The trajectory continues toward more sophisticated authentication handling. Each receiver-side improvement requires sender-side awareness. The cumulative discipline required to operate well across all major receivers continues growing.
For sustained operations, the path is operational discipline rather than reactive crisis response. Senders who treat email infrastructure as ongoing operational practice continue producing good outcomes. Senders who treat it as periodic crisis management see degrading outcomes.
The April 2026 update is operationally manageable. Future updates will be similarly bounded. The cumulative effect of multiple updates over years is significant. Senders who keep current produce sustainable operations. Senders who fall behind face accumulating remediation work.

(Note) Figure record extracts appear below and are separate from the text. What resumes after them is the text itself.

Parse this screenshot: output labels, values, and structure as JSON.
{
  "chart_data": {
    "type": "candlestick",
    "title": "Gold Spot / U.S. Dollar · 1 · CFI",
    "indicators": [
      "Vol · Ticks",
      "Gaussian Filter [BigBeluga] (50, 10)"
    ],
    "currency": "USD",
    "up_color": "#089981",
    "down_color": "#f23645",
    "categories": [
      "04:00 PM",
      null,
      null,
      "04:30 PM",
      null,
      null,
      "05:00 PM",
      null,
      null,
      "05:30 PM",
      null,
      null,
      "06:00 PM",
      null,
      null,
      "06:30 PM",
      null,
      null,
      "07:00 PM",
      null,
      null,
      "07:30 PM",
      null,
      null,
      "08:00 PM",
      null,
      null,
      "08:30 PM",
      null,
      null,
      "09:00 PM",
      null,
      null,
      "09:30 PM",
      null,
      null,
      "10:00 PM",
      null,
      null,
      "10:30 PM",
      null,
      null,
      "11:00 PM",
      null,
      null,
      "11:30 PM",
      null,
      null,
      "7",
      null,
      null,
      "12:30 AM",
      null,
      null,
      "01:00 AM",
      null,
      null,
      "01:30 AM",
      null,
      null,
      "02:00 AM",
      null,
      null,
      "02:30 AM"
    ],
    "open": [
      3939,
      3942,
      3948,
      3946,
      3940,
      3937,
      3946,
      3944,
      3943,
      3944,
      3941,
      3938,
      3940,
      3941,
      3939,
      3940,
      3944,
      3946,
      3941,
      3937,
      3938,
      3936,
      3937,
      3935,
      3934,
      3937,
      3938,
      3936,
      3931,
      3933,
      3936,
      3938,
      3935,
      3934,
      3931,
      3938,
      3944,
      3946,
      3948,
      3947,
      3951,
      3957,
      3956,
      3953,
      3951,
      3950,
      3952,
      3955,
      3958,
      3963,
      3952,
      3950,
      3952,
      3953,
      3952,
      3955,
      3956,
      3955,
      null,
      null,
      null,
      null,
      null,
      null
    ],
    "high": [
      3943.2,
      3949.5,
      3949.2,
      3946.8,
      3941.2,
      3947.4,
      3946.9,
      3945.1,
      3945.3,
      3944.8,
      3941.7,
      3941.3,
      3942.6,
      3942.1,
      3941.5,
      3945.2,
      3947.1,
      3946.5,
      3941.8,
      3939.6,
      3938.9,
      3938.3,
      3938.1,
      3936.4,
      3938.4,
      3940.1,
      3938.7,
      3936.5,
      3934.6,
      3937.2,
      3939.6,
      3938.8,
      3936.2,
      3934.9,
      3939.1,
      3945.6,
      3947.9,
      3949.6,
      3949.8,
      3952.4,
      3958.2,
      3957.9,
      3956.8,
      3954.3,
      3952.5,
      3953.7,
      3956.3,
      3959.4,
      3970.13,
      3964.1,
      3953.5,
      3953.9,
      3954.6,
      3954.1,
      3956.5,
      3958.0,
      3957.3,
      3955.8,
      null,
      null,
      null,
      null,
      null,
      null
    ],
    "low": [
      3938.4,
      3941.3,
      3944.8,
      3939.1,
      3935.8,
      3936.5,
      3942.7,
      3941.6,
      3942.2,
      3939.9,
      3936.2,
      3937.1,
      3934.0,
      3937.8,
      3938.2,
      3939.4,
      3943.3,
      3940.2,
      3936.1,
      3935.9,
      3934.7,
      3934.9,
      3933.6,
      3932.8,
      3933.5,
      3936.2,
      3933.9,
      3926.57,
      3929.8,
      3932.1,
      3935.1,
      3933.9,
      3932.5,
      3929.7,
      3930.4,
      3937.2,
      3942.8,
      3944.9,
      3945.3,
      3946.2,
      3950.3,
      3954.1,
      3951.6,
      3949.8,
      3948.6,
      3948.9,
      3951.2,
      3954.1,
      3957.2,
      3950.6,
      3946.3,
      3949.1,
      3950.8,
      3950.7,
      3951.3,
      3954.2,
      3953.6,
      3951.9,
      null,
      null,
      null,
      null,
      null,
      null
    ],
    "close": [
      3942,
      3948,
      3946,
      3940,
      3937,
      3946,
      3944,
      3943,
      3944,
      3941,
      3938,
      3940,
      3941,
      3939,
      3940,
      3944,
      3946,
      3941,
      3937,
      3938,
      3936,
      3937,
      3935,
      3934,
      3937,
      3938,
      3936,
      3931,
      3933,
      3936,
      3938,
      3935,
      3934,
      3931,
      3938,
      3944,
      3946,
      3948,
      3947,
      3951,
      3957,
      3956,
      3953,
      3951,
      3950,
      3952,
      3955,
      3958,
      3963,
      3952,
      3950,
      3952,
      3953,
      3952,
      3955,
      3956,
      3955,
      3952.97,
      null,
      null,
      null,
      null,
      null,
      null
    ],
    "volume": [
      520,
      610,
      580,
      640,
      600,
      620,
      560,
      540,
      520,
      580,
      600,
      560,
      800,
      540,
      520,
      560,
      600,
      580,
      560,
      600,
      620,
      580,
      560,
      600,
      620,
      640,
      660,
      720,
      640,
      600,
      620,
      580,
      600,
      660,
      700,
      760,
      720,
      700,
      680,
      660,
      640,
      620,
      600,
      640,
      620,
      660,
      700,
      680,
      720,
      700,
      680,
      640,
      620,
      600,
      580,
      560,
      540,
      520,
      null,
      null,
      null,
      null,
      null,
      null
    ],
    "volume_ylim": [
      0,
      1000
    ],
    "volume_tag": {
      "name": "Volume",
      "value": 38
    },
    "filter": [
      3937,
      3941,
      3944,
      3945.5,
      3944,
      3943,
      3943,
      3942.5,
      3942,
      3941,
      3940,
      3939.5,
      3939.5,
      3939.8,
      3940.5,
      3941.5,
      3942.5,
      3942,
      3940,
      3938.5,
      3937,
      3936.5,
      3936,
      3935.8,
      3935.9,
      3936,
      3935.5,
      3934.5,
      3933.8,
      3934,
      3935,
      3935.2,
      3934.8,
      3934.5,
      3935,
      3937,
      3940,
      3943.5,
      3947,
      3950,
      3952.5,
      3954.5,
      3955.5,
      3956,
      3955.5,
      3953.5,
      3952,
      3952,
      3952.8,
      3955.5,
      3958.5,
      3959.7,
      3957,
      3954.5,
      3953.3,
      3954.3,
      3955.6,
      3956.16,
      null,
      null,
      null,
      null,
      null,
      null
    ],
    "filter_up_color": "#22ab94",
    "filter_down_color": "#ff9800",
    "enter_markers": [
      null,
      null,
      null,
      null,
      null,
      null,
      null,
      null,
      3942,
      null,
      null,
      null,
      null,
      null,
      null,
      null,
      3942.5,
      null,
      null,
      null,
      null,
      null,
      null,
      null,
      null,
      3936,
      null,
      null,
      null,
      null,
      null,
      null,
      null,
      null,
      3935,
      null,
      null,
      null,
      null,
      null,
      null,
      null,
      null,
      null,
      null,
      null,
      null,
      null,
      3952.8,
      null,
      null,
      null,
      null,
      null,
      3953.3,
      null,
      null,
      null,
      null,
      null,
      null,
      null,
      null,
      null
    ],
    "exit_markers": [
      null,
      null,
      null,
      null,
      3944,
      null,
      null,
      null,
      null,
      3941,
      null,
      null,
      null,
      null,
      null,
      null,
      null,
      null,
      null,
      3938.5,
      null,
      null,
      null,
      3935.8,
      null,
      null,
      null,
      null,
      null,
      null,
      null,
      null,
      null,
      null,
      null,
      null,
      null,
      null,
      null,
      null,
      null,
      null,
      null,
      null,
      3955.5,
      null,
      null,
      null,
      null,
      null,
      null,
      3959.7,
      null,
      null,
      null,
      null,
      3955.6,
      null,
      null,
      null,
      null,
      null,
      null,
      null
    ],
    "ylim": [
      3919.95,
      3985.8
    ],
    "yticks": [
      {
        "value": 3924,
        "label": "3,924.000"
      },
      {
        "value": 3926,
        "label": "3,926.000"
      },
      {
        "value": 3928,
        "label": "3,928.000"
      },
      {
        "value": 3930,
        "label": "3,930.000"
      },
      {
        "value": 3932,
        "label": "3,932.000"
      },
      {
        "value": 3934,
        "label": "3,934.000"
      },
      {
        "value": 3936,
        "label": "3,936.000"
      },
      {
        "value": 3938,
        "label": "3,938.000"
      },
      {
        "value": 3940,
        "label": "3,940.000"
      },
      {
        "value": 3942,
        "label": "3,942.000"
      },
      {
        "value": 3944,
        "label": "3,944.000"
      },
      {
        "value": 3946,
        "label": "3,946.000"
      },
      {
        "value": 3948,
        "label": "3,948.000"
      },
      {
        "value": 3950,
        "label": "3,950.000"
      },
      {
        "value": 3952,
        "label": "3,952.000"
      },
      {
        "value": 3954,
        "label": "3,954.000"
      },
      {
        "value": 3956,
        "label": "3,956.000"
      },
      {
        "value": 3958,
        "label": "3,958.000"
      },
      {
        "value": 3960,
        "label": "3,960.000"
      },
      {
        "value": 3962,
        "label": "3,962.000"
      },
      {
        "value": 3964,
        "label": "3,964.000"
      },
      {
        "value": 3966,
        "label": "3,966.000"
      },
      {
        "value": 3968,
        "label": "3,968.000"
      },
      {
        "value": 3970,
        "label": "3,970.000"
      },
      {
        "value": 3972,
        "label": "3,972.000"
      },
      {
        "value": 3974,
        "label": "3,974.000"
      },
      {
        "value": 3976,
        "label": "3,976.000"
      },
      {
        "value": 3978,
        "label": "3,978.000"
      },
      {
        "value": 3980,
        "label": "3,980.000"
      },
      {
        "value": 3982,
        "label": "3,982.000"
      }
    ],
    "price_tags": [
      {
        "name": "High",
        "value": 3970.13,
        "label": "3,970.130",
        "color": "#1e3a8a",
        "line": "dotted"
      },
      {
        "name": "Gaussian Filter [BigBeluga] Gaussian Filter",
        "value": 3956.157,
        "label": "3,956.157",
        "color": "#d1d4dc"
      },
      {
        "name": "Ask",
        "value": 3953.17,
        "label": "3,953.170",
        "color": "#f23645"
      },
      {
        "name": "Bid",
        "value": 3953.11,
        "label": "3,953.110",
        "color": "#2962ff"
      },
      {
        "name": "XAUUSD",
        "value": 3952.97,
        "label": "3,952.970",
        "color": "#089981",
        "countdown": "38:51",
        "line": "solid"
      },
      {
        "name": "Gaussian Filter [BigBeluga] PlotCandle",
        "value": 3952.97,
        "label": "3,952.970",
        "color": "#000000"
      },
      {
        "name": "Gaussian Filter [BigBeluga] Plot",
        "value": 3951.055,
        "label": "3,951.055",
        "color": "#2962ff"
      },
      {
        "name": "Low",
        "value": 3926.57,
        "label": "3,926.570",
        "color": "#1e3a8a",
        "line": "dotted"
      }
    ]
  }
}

We continue working with customers across all affected segments. The technical implementations are bounded. The operational discipline is sustained. The customer relationships built through this kind of ongoing operational quality compound over time.
For other operators reading this with mailing list, forwarding, or complex routing scenarios: the update is operationally meaningful. The work to address it is bounded. The benefit of addressing it is sustained deliverability at Microsoft consumer and corporate destinations. The investment is justified for affected operations.
The standard authentication infrastructure remains the foundation. ARC is the additional layer for specific scenarios. Trusted sealer configuration is the operational refinement. Each layer is bounded individually; the cumulative discipline is the operational reality of email infrastructure in 2026.
Email infrastructure continues becoming more sophisticated. The customers we work with who have been investing in operational quality continue to be the ones operating successfully. The path forward continues to be operational discipline rather than shortcut-seeking. The April 2026 update is one more validation of this operational philosophy.